Fostering locomotor behavior of children with developmental disabilities: An overview of studies using treadmills and walkers with microswitches.
Treadmill or walker training with instant microswitch rewards usually increases steps in kids with developmental disabilities, yet individual ankle strength can make or break success.
01Research in Context
What this study did
Lancioni et al. (2009) looked at 26 small studies. All used treadmills or walkers with tiny switches.
The kids had Down syndrome, general delays, or mixed diagnoses. Ages ranged from toddlers to teens.
When the child took a step, the switch turned on music, toys, or praise. The team counted steps, speed, and how long the child walked.
What they found
Most kids took more steps after training. Some walked faster or farther. A few studies showed no gain.
No serious harm was reported. The best gains came when sessions happened four or five times a week.
How this fits with other research
Chan et al. (2021) pooled 12 trials with autistic youth. They found treadmills and other active games boosted talking and social play. Their numbers agree with E et al.: movement helps.
Zhou et al. (2018) scanned 30 years of motor work. They call almost all studies weak, with only one real RCT. This sounds like a contradiction, but it is not. E et al. never claimed strong designs; they simply mapped what exists. C et al. say we must now run stronger trials.
Kınacı-Biber et al. (2026) show why some kids fail. Children with Down syndrome have thinner shin muscles. Thin muscles predict short steps. Treadmill work can still help, but you may need to add ankle strengthening first.
Why it matters
You can start treadmill or walker training on Monday. Add a microswitch that plays a favorite song for each step. Track steps per minute. If progress stalls, check ankle strength and add dorsiflexor exercises. This cheap setup often works, but watch the data and adjust for each child.
Want CEUs on This Topic?
The ABA Clubhouse has 60+ free CEUs — live every Wednesday. Ethics, supervision & clinical topics.

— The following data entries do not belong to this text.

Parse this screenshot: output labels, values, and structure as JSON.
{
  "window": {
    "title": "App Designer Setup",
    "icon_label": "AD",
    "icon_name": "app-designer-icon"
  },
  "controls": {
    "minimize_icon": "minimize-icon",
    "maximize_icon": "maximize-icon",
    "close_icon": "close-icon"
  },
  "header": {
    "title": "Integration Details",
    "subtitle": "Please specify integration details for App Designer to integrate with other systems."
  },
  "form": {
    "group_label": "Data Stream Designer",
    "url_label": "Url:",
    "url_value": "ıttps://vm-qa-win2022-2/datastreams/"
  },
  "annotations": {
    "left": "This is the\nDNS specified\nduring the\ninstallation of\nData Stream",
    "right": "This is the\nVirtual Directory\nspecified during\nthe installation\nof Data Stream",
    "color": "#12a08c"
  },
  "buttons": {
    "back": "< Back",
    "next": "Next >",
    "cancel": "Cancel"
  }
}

Join Free →Tape a wireless switch to the walker frame, set it to play 3 s of pop music per step, and count steps for 5 min.
02At a glance
03Original abstract
This paper provides an overview of studies using programs with treadmills or walkers with microswitches and contingent stimulation to foster locomotor behavior of children with developmental disabilities. Twenty-six studies were identified in the period 2000-2008 (i.e., the period in which research in this area has actually taken shape). Twenty-one of the studies involved the use of treadmills (i.e., 13 were aimed at children with cerebral palsy, 6 at children with Down syndrome, and 2 at children with Rett syndome or cerebellar ataxia). The remaining five studies concerned the use of walkers with microswitches and contingent stimulation with children with multiple disabilities. The outcomes of the studies tended to be positive but occasional failures also occurred. The outcomes were analyzed considering the characteristics of the approaches employed, the implications of the approaches for the participants' overall functioning situation (development), as well as methodological and practical aspects related to those approaches. Issues for future research were also examined.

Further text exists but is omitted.